Los norteamericanos que hicieron grande a esa nación deberán espabilar en esta crisis. 
En juego, nada menos que la supervivencia de una civilización que no la hicieron los afroamericanos, ni los asiáticos, ni los LGTB, ni los llegados desde el sur de Río Grande, ni los lobbis sionistas. 
La América hecha a sí mismo en las antípodas de la ‘harlemizada’ sociedad progre norteamericana. El Mayflower de frente a la nave mundialista. El general Lee contra Malcolm X. El country frente al rap. Mark Twain versus Michael Moore. David Duke en pugna con George Soros. El Medio Oeste salpicado de iglesias en contraste con Wall Street salpicado de logias. La Cruz sureña en el anverso de la bandera del arcoíris. La Biblia frente al vacío.
Los términos en los que se ha estado basando los criterios de selección en Estados Unidos han sido invertidos deliberadamente de unos años para acá. 
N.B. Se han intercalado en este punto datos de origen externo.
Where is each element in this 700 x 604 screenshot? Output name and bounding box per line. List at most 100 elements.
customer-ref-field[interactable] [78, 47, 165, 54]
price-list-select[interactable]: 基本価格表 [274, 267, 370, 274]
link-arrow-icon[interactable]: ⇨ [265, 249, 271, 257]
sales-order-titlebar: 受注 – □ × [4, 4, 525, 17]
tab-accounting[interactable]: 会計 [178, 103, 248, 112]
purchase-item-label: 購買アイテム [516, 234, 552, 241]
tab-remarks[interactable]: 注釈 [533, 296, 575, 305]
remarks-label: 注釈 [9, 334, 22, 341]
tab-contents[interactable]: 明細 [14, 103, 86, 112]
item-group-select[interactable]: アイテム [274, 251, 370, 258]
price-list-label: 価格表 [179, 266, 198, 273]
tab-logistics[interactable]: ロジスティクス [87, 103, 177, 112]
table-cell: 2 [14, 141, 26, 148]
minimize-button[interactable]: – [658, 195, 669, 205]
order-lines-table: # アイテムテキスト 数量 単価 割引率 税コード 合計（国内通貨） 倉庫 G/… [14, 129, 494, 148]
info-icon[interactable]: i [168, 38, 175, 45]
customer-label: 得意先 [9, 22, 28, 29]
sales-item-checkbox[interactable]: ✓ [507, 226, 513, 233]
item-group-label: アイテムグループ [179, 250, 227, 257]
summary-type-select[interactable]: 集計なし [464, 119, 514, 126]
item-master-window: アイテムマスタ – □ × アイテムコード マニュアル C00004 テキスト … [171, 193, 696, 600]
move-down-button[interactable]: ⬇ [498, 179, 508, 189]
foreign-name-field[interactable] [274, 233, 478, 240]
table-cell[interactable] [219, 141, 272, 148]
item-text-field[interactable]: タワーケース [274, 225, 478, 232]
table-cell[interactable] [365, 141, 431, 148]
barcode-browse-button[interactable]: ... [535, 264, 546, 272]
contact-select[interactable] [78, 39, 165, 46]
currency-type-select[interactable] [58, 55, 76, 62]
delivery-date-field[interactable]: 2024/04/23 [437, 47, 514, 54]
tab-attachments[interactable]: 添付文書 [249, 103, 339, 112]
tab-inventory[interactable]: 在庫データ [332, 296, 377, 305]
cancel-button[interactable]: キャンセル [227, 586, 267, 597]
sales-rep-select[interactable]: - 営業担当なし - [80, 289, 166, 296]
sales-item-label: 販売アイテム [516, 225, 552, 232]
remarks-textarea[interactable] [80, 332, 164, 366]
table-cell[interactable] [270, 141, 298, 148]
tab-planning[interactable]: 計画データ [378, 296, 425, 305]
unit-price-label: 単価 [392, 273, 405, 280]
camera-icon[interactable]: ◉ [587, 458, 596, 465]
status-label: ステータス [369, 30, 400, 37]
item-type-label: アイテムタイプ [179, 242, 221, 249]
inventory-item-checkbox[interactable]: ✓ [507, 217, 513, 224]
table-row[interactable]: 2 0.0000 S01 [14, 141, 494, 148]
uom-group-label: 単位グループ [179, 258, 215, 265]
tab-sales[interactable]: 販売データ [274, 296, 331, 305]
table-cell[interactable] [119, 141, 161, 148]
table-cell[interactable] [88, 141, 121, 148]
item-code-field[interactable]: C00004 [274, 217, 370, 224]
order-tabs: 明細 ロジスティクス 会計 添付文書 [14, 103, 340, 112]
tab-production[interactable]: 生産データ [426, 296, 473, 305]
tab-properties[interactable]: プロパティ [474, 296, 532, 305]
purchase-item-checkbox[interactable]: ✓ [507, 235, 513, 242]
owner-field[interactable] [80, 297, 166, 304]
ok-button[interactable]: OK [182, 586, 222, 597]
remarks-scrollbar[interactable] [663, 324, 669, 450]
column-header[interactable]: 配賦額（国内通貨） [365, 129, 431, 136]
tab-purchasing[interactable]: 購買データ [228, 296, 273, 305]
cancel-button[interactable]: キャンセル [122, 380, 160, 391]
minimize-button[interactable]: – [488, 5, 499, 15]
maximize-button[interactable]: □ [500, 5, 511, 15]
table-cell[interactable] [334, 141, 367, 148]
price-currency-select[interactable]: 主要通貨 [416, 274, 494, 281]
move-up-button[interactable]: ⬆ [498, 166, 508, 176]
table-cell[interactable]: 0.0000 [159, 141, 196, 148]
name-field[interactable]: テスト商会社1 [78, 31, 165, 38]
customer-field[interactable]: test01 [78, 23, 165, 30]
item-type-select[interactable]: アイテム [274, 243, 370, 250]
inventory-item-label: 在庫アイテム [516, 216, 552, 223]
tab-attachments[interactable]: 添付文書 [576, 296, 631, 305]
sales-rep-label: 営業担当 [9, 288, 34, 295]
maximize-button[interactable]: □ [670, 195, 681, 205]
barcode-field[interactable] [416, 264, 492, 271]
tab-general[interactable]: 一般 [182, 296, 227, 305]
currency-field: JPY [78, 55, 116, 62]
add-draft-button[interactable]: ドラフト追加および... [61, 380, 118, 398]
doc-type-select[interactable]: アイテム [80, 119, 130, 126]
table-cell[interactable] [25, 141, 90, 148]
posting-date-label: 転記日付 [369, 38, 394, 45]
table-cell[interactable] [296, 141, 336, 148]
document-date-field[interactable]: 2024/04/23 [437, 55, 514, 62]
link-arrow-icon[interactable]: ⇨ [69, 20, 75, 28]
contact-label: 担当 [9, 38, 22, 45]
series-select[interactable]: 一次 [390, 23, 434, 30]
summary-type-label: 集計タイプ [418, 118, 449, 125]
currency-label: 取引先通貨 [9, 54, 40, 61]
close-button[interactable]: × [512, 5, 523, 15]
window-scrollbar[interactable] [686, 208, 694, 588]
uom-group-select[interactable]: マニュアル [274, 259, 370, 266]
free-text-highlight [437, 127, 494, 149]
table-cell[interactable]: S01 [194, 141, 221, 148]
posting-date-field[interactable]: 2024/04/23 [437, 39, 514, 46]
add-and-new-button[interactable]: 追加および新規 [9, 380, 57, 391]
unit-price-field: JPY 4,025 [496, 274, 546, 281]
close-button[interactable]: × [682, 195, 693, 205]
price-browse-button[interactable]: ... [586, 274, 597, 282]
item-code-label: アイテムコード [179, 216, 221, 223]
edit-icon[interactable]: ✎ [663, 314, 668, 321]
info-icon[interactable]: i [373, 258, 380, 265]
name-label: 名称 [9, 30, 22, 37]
De Hillary Clinton se han descubierto muchas cosas que habrían hecho estremecer a un elector norteamericano medio hasta hace sólo unos años. 
La intransigencia contra quien ose describir una parte de la tramoya que envuelve a este personaje responde posiblemente más al reflejo de los millones de nuevos americanos provenientes de sociedades moralmente desestructuradas que a una inquietud real sobre la estabilidad política de Estados Unidos. 
La revelación de cualquier ‘agujero negro’ en la biografía de Clinton se ha camuflado con las desabridas astracanadas verbales de su oponente, sobre todo aquí en Europa. 
Ya se sabe, el nuevo orden moral.
Sé que en este Occidente tan globalizado y al mismo tiempo tan encorsetado en el pensamiento único, este opinador tendría más predicamento si postulara por embalsamar y trasladar al museo de cera a Trump, a todos los Trump que han hecho de Estados Unidos el modelo que todos imitan. Hasta Halloween.
El azucarado sueño de Thomas Jeffeson y de George Mason se diluye hoy en las procelosas aguas de una América que se lumpeniza día a día, que reduce sus sueños del pasado a un desfile orgiástico por las calles de San Francisco, que concede más derechos a los homosexuales que a las familias tradicionales, que permite portar armas en las mismas escuelas donde se prohíbe rezar a los alumnos, que anestesia la independencia y la libertad de sus dirigentes con el cloroformo del patrocinio económico del verdadero poder en la sombra. 
No es extraño que, frente al actual panorama, hasta el líder de Filipinas les haya perdido el respeto.
Históricamente las falsedades han sido mucho más fecundas para la ciudadanía que las verdades. 
Y la mayor de las mentiras fue considerar como la gran esperanza mundial, hace ocho años, a un demagogo sin ninguna musculatura intelectual, cuyos ocho años en la Casa Blanca se saldan sin una sóla propuesta digna de mención, con la puesta en marcha de innumerables proyectos de ingeniería social que han perseguido el vaciamiento espiritual de la que hasta hace poco era la nación más espiritual de Occidente, apoyado por los ‘lobbis’ menos recomendables de Estados Unidos y con más trampas en su biografía que la cara de Belén Esteban.
En esta hora definitiva, yo apuesto por Donald Trump, la gran “esperanza blanca” del Occidente cristiano contra el nuevo orden global, que nos está arrastrando al empobrecimiento y a la decadencia moral.